Auch der Ausstellungsort ist ein Ereignis
Dazu kommt, dass die Ausstellungsorte selbst schon Kunstdenkmäler sind. So wird die Raffael-Schau in den Scuderie del Quirinale gezeigt, den ehemaligen Ställen des gegenüber liegenden Quirinalspalastes, in dem erst die Päpste, dann der König und heute der Staatspräsident residiert.
Die „Ställe“ sind ein eleganter Bau mit einer großen Freitreppe aus Marmor im Inneren. Allein der Blick über Rom von der Terrasse ist den Eintritt wert. Italien hat es leicht mit passenden Locations, schließlich hat das Land weltweit die meisten Unesco-Weltkulturstätten.
Die Blockbuster-AG, bei der von Politik bis Verwaltung alle an einem Strang ziehen, bringt Italien Ruhm und Geld – und kurbelt den Tourismus an. Das kulturelle Erbe zählt sich aus. 13,2 Prozent des Bruttoinlandsproduktes schafft der Tourismus und 15 Prozent der Arbeitsplätze sind in der Branche, Tendenz steigend. Die Zahlen kommen von der staatlichen Förderbank Cassa Depositi e Prestiti (CDP), der italienischen Kfw.
Um 3,6 Prozent mehr als die italienische Wirtschaft wachse die Tourismus-Industrie, heißt es dort. Das Fremdenverkehrsamt Enit meldet für 2019 mehr als 360 Millionen Übernachtungen, das hätte 40 Milliarden Euro an Einnahmen gebracht.
Auch ihre Schwachstellen kennen die Italiener: Die Dauer des Aufenthalts ist zurückgegangen. Schuld sind laut CdP die vielen in die Jahre gekommenen Hotels in Familienbesitz. In Rom zählt das nicht, denn die Stadt ist längst zur Bed&Breakfast und Airbnb-Hochburg geworden.
Kulturreisen zu großen Ausstellungen ist das Prinzip, mit dem das Fremdenverkehrsamt Italien auf der ganzen Welt anpreist. Gezielt wird auf die ausgabenstarken Millennials, die gleichzeitig auch gut essen und trinken wollen und dazu noch ein bisschen Luxus shoppen.

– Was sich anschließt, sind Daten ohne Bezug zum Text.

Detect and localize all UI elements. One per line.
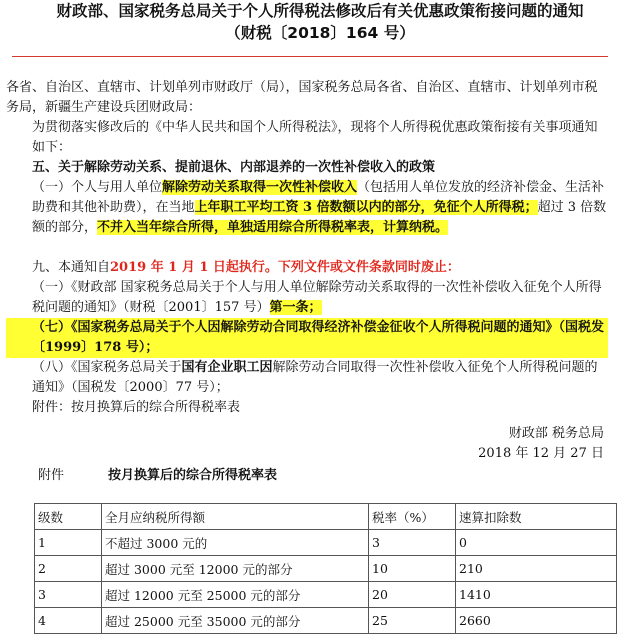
table-cell: 超过 12000 元至 25000 元的部分 [102, 582, 369, 608]
table-header-cell: 级数 [35, 504, 102, 530]
table-cell: 2 [35, 556, 102, 582]
attachment-reference: 附件：按月换算后的综合所得税率表 [32, 400, 241, 415]
table-cell: 25 [369, 608, 456, 634]
section-9-item-8 [6, 358, 608, 398]
table-header-cell: 全月应纳税所得额 [102, 504, 369, 530]
table-cell: 210 [456, 556, 617, 582]
table-cell: 1 [35, 530, 102, 556]
title-line-2: （财税〔2018〕164 号） [225, 24, 415, 42]
table-cell: 3 [369, 530, 456, 556]
bold-text: 国有企业职工因 [181, 360, 273, 375]
highlight-text: 第一条； [269, 300, 322, 315]
text-run: 解除劳动合同取得一次性补偿收入征免个人所得税问题的通知》（国税发〔2000〕77 号）； [32, 360, 598, 395]
table-cell: 2660 [456, 608, 617, 634]
tax-rate-table [34, 503, 617, 634]
table-cell: 超过 25000 元至 35000 元的部分 [102, 608, 369, 634]
table-cell: 超过 3000 元至 12000 元的部分 [102, 556, 369, 582]
section-9-heading [6, 258, 608, 278]
section-5-heading: 五、关于解除劳动关系、提前退休、内部退养的一次性补偿收入的政策 [32, 160, 436, 175]
table-cell: 4 [35, 608, 102, 634]
attachment-label: 附件 [38, 468, 65, 483]
table-cell: 20 [369, 582, 456, 608]
text-run: 超过 3 倍数额的部分， [32, 200, 607, 235]
table-cell: 3 [35, 582, 102, 608]
table-cell: 0 [456, 530, 617, 556]
document-body [6, 78, 608, 418]
attachment-heading [38, 466, 277, 486]
highlight-text: 不并入当年综合所得，单独适用综合所得税率表，计算纳税。 [97, 220, 449, 235]
signature-date: 2018 年 12 月 27 日 [478, 446, 604, 461]
blank-line [6, 238, 608, 258]
table-cell: 1410 [456, 582, 617, 608]
text-run: （一）个人与用人单位 [32, 180, 163, 195]
effective-date-text: 2019 年 1 月 1 日起执行。下列文件或文件条款同时废止： [110, 260, 460, 275]
attachment-title: 按月换算后的综合所得税率表 [108, 468, 278, 483]
recipients-paragraph: 各省、自治区、直辖市、计划单列市财政厅（局），国家税务总局各省、自治区、直辖市、计划单列市税务局，新疆生产建设兵团财政局： [6, 80, 598, 115]
table-cell: 不超过 3000 元的 [102, 530, 369, 556]
document-title [0, 0, 640, 44]
table-row [35, 530, 617, 556]
table-header-cell: 速算扣除数 [456, 504, 617, 530]
table-header-row [35, 504, 617, 530]
title-line-1: 财政部、国家税务总局关于个人所得税法修改后有关优惠政策衔接问题的通知 [56, 2, 584, 20]
text-run: （包括用人单位发放的经济补偿金、生活补助费和其他补助费），在当地 [32, 180, 605, 215]
table-row [35, 608, 617, 634]
table-row [35, 556, 617, 582]
table-row [35, 582, 617, 608]
section-9-item-1 [6, 278, 608, 318]
table-cell: 10 [369, 556, 456, 582]
text-run: （八）《国家税务总局关于 [32, 360, 182, 375]
section-5-item-1 [6, 178, 608, 238]
text-run: （一）《财政部 国家税务总局关于个人与用人单位解除劳动关系取得的一次性补偿收入征免个人所得税问题的通知》（财税〔2001〕157 号） [32, 280, 602, 315]
highlight-text: 上年职工平均工资 3 倍数额以内的部分，免征个人所得税； [194, 200, 538, 215]
intro-paragraph: 为贯彻落实修改后的《中华人民共和国个人所得税法》，现将个人所得税优惠政策衔接有关事项通知如下： [32, 120, 598, 155]
title-divider [12, 56, 608, 57]
signature-issuers: 财政部 税务总局 [508, 426, 604, 441]
text-run: 九、本通知自 [32, 260, 111, 275]
highlight-text: 解除劳动关系取得一次性补偿收入 [162, 180, 358, 195]
table-header-cell: 税率（%） [369, 504, 456, 530]
section-9-item-7: （七）《国家税务总局关于个人因解除劳动合同取得经济补偿金征收个人所得税问题的通知》（国税发〔1999〕178 号）； [6, 318, 608, 358]
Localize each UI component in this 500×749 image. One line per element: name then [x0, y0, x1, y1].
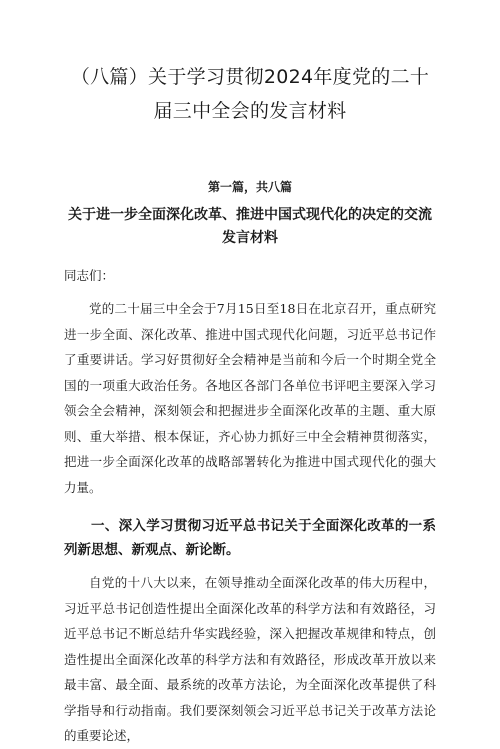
salutation: 同志们：	[64, 268, 115, 283]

Viel abschauen von der italienischen „dolce vita“ können sie sich beim Meister der Opulenz: Mit Raffael kommt auch die zweite große Ausstellung nach Rom: „Fellini 100“ ist der Titel. Der Regisseur aus Rimini, der „La dolce vita“, „Amarcord“ und „La strada” drehte, wird zu seinem 100. Geburtstag gefeiert. Und auch hier ist der Ausstellungsort ein Kunstdenkmal. Der Palazzo Venezia, an der gleichnamigen Piazza, wurde in der frühen Renaissance von Papst Paul II. gebaut. Vom zentralen Balkon über dem Portal hielt viele Jahre später Mussolini seine Reden ans Volk.